Xbox One vs PS4: EA sits in the sweet spot as both consoles duel it out for the holidays

Ron

Xbox One vs PS4: EA sits in the sweet spot as both consoles duel it out for the holidays

In a recent interview with COO of Electronic Arts (EA), Peter Moore, we learned that the gaming company is excited to see the fight between Sony’s PlayStation 4 (PS4) and Microsoft’s Xbox One as the holidays approach. In fact, EA sits smack dab in the sweet spot and expects a “great fight” during the holidays.

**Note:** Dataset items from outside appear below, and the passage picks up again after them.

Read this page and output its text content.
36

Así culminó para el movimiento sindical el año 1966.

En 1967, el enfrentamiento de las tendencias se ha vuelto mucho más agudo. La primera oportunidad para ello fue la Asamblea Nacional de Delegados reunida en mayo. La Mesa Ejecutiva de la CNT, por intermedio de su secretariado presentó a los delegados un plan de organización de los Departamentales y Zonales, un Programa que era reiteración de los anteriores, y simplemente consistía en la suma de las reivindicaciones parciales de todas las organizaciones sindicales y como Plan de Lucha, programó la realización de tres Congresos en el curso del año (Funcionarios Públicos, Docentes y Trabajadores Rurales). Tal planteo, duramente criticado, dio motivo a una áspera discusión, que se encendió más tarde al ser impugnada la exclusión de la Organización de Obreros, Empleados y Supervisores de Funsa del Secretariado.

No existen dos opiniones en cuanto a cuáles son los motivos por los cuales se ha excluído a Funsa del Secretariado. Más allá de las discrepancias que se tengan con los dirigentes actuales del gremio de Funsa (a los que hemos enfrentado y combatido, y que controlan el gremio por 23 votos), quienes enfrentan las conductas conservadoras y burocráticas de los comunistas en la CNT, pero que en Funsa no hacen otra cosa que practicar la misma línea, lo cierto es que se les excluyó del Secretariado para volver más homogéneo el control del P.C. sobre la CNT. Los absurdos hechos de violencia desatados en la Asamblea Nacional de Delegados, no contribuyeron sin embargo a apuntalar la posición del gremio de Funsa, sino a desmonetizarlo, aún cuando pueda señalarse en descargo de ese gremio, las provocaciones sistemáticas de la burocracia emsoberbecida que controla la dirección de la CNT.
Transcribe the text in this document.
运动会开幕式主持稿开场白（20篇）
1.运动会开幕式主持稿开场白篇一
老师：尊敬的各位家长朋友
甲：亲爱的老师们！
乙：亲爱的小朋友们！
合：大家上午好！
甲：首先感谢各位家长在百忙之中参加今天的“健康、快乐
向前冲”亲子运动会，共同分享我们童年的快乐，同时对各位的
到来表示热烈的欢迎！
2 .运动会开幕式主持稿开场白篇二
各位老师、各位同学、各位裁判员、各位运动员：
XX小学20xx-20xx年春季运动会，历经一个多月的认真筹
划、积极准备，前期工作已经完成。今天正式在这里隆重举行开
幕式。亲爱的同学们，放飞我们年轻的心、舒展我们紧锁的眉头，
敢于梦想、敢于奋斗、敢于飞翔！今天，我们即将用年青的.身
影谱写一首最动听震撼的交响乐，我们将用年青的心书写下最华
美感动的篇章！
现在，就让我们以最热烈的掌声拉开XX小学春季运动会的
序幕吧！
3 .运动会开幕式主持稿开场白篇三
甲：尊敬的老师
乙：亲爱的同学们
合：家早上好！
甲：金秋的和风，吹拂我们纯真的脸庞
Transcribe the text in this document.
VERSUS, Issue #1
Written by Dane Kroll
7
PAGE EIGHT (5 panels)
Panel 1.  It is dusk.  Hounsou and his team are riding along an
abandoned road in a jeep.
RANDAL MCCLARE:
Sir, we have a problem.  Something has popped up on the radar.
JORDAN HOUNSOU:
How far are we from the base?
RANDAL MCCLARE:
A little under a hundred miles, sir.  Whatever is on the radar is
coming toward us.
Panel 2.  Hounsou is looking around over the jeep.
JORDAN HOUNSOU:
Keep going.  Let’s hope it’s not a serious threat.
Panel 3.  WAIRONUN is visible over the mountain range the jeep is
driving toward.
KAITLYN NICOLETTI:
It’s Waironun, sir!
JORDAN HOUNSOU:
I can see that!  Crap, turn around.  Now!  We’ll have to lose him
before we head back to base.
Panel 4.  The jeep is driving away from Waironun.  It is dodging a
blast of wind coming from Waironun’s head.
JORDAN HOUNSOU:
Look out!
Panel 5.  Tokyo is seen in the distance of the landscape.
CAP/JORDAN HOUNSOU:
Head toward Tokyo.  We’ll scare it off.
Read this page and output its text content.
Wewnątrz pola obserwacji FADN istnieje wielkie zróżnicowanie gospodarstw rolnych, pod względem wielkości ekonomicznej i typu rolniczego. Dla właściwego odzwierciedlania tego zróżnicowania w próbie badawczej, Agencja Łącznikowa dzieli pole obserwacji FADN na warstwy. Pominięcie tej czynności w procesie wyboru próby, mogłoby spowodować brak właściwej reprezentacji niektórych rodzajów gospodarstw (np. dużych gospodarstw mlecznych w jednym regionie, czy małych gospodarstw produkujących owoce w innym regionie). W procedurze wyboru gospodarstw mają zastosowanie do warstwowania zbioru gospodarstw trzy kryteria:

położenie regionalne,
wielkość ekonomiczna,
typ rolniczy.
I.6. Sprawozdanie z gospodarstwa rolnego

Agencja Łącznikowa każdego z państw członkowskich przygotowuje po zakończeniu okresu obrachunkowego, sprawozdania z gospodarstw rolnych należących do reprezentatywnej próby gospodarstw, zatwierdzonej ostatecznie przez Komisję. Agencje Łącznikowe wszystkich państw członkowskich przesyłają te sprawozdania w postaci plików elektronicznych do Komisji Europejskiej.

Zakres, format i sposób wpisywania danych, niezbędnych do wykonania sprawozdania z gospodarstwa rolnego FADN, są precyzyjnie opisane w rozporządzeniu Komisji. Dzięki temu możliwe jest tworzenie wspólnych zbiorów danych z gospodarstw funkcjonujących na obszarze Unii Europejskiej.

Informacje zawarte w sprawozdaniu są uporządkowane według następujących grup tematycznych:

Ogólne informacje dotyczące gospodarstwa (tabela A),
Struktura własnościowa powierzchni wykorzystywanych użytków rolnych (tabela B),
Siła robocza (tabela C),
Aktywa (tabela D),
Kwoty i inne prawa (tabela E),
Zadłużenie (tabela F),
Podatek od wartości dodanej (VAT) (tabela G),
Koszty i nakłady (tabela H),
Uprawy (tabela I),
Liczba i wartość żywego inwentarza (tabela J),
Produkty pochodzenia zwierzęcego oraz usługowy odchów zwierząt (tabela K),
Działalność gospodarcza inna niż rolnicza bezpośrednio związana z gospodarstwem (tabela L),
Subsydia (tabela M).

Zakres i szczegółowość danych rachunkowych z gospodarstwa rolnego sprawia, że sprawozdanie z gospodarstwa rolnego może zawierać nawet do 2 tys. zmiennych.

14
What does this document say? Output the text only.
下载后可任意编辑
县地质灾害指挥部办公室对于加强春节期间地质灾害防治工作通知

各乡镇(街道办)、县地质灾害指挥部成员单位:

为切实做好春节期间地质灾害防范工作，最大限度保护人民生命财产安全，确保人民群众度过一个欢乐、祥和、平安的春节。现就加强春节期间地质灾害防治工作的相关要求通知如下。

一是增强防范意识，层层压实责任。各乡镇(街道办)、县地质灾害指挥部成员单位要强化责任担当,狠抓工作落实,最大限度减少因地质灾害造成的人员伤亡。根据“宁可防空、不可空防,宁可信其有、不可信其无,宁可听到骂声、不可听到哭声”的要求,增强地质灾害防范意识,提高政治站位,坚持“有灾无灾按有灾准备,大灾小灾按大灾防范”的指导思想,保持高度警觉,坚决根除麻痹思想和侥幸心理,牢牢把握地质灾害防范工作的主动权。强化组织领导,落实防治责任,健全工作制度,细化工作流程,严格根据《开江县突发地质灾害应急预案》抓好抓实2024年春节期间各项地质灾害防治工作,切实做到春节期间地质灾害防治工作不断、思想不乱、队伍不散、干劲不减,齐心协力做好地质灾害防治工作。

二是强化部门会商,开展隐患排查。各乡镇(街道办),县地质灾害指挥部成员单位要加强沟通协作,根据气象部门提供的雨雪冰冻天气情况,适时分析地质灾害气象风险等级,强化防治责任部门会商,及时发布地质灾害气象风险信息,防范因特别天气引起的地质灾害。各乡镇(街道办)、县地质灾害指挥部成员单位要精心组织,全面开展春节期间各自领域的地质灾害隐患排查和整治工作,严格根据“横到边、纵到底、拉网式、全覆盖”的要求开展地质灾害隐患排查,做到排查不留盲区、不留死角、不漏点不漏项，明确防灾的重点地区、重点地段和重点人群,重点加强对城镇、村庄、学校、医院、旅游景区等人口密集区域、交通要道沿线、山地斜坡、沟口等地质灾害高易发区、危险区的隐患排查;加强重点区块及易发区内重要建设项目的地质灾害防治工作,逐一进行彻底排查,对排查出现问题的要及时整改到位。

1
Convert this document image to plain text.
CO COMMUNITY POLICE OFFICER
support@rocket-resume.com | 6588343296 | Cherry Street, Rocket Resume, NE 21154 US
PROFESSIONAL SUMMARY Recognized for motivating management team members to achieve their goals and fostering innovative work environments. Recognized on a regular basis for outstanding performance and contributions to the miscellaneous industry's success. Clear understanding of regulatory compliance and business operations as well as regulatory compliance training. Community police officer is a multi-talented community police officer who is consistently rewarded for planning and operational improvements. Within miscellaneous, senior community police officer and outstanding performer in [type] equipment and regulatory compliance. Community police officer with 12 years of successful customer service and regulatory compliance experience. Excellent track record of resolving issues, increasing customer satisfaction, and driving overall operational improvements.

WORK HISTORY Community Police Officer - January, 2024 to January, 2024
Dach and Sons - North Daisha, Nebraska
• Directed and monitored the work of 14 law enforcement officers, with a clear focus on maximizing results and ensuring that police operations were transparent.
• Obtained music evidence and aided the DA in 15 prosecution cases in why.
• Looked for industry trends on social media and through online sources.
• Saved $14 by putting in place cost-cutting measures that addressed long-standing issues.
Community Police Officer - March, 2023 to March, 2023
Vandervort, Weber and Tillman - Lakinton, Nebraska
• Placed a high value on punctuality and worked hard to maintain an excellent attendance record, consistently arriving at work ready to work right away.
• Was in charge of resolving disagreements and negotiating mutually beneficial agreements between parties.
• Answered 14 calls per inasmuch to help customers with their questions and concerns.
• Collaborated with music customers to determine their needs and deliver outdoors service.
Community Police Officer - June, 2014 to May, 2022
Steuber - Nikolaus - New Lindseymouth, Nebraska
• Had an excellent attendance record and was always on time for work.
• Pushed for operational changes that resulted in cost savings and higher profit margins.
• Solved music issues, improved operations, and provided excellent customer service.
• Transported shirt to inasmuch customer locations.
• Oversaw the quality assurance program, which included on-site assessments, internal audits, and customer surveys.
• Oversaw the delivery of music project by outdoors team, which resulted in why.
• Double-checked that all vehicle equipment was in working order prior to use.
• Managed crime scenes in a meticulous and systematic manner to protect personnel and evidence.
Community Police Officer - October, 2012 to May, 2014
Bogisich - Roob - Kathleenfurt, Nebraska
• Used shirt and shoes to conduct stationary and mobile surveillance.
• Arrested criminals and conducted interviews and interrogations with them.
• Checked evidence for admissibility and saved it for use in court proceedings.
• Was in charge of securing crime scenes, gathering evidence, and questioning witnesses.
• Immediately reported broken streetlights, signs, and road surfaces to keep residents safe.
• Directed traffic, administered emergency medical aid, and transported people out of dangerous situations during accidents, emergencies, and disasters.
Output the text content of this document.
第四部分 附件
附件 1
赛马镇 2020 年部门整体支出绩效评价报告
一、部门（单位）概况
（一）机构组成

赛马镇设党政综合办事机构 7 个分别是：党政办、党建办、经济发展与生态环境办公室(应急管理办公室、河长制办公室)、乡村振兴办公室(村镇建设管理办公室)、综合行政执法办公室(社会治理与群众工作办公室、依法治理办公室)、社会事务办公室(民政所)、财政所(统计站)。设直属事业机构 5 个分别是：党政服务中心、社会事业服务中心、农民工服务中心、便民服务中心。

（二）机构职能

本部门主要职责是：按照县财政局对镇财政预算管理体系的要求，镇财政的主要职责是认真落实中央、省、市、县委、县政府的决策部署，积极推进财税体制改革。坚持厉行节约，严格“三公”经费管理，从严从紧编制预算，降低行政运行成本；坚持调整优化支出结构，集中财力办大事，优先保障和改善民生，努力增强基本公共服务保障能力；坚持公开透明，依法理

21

“I think it’s going to be a great fight in the holiday. And as a third-party publisher, we sit right in the sweet spot,” Moore said. “Consumers love it as well, and it’s good for the industry. You need powerful companies like Sony and Microsoft to be battling out with each other because it drives investment in their platforms. It drives competition. You want to see Nintendo come back with the Wii U. All in all, it becomes healthy for gamers, for the environment. When you have a runaway winner, that actually has a reverse effect.”

Moore also stated that EA plans to support the previous generation of consoles, such as the PS3 and Xbox 360. “The hope is we get a decent tail of two or three years, and we’ll continue to make games for those platforms as long as fans buy them,” he explained.

“What PlayStation did with the PS2 was a wonderful tail. I was at Microsoft and we kind of buried the Xbox quickly because to be blunt, it was just losing money. We stopped making games for it ourselves and stopped manufacturing it because the view was, ‘Let’s move to Xbox 360. Let’s get there quickly, establish a beachhead before the PlayStation 3 came out,’ and that certainly worked well in that generation. You could argue maybe the tables have been somewhat turned in this generation,” he adds further.

As the holiday season approaches, both the Kinect-less Xbox One and PS4 are available for $399. Unlike last holiday season, where the Xbox One with Kinect was $100 above the PS4. As Moore states, competition is not only fantastic for gaming companies like EA, but for consumers too.